Cependant, il est très probable que l’assertion de M. Poisson méritait une interprétation moins passionnée et moins hostile. Il visait sans doute la situation au Moyen-Orient et répondait à une question sur la situation politique américaine. Dès lors, il est probable, sinon certain, qu’il a parlé de “lobbies sionistes” dans l’acception américaine de l’expression, celle-ci n’étant pas choquante outre-atlantique. Son erreur aura été de ne pas avoir précisé de quel point de vue il parlait. En effet, l’organisation gravitant dans l’orbite de Madame Clinton dont Jean-Frédéric Poisson s’inquiète de l’influence, existe réellement. Elle s’appelle l’AIPAC ou American Israel Public Affairs Committee. “L’AIPAC est un lobby créé en 1951 aux États-Unis visant à soutenir Israël et l’idéologie sioniste” confirme Wikipédia, citant les travaux de deux universitaires. “The mission of AIPAC is to strengthen, protect and promote the U.S.-Israel relationship in ways that enhance the security of the United States and Israel” nous apprend le site officiel de ce lobby dévolu à la promotion de la défense de l’État hébreu.

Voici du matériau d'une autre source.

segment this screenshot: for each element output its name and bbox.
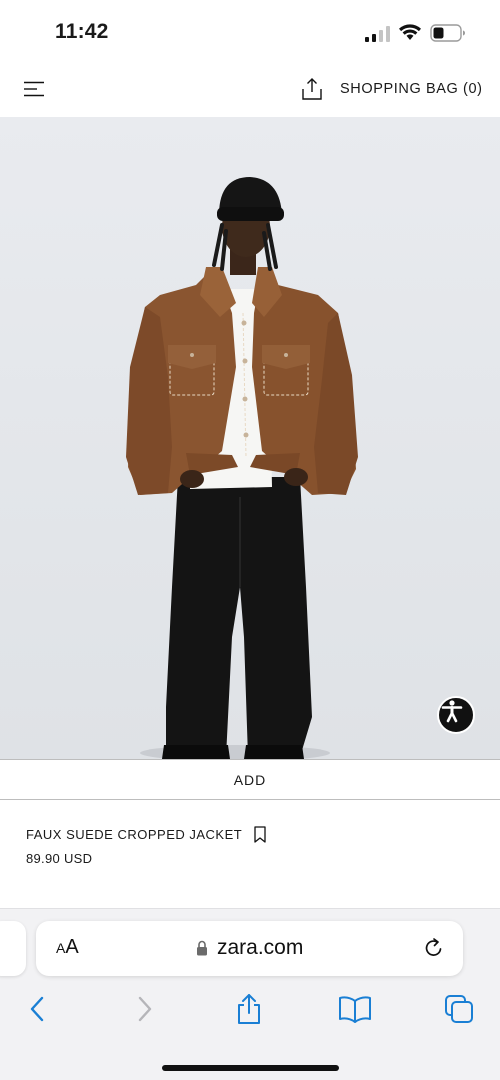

Aux États-Unis, le lobbying pro-israélien de l’AIPAC est redoutablement efficace. En 2009, un membre de “J Street”, lobby pro-israélien concurrent, confiait au Figaro que : « L’AIPAC a l’oreille de l’establishment politique américain ». C’est un poncif mais une donnée-clef pour la compréhension de la politique étrangère américaine au Levant, en particulier de son indéfectible soutien à l’allié israélien dans la région.
Poisson peut encore faire valoir que rien dans son parcours, ses engagements, ses déclarations ou ses fréquentations ne vient corroborer la moindre suspicion d’antisémitisme. C’est ce que M. Poisson confirme avec force dans son communiqué de presse : « Cette haine m’est totalement étrangère, je la combats, et je condamne, comme je l’ai toujours fait, l’antisémitisme tout autant que l’antisionisme ».